Dover is a diversified global manufacturer and solutions provider with annual revenue of approximately $7 billion. We deliver innovative equipment and components, consumable supplies, aftermarket parts, software and digital solutions, and support services through five operating segments: Engineered Products, Fueling Solutions, Imaging & Identification, Pumps & Process Solutions and Refrigeration & Food Equipment. Dover combines global scale with operational agility to lead the markets we serve. Recognized for our entrepreneurial approach for over 60 years, our team of approximately 24,000 employees takes an ownership mindset, collaborating with customers to redefine what's possible. Headquartered in Downers Grove, Illinois, Dover trades on the New York Stock Exchange under "DOV."

Forward-Looking Statements:

This press release contains "forward-looking" statements within the meaning of the Private Securities Litigation Reform Act of 1995, as amended. All statements in this document other than statements of historical fact are statements that are, or could be deemed, “forward-looking” statements. Forward-looking statements are subject to numerous important risks, uncertainties, assumptions and other factors, some of which are beyond the Company’s control. Factors that could cause actual results to differ materially from current expectations include, among other things, the impacts of COVID-19 on the global economy and on our customers, suppliers, employees, operations, business, liquidity and cash flows, other general economic conditions and conditions in the particular markets in which we operate, changes in customer demand and capital spending, competitive factors and pricing pressures, our ability to develop and launch new products in a cost-effective manner, our ability to realize synergies from newly acquired businesses, and our ability to derive expected benefits from restructuring, productivity initiatives, liquidity enhancing actions, and other cost reduction actions.
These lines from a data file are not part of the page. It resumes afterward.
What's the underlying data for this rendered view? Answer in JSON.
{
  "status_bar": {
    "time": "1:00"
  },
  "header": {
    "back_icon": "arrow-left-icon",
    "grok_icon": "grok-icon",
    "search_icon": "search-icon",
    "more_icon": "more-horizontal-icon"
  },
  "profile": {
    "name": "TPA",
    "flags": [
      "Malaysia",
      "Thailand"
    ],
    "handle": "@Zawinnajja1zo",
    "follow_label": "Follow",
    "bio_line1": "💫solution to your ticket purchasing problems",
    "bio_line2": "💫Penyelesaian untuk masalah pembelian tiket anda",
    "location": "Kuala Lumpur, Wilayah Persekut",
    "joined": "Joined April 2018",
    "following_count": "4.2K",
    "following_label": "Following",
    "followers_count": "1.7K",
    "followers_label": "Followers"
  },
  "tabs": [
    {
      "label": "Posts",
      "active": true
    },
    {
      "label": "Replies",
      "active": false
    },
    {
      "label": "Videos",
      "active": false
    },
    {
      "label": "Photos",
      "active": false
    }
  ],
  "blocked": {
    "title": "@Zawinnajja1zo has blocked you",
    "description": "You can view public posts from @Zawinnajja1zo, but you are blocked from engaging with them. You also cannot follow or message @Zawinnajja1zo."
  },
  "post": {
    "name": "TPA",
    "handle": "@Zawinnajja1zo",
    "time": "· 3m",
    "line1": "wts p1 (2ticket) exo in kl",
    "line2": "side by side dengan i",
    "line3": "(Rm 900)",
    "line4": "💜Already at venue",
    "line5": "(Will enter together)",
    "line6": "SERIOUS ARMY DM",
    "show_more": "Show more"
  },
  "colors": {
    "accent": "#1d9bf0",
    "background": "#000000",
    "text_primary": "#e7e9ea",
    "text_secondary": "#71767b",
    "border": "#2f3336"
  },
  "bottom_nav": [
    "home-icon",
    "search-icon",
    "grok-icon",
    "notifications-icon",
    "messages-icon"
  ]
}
For details on the risks and uncertainties that could cause our results to differ materially from the forward-looking statements contained herein, we refer you to the documents we file with the Securities and Exchange Commission, including our Annual Report on Form 10-K for the year ended December 31, 2019, and our Quarterly Reports on Form 10-Q and Current Reports on Form 8-K. These documents are available from the Securities and Exchange Commission, and on our website, The Company undertakes no obligation to publicly update any forward-looking statement, whether as a result of new information, future events or otherwise.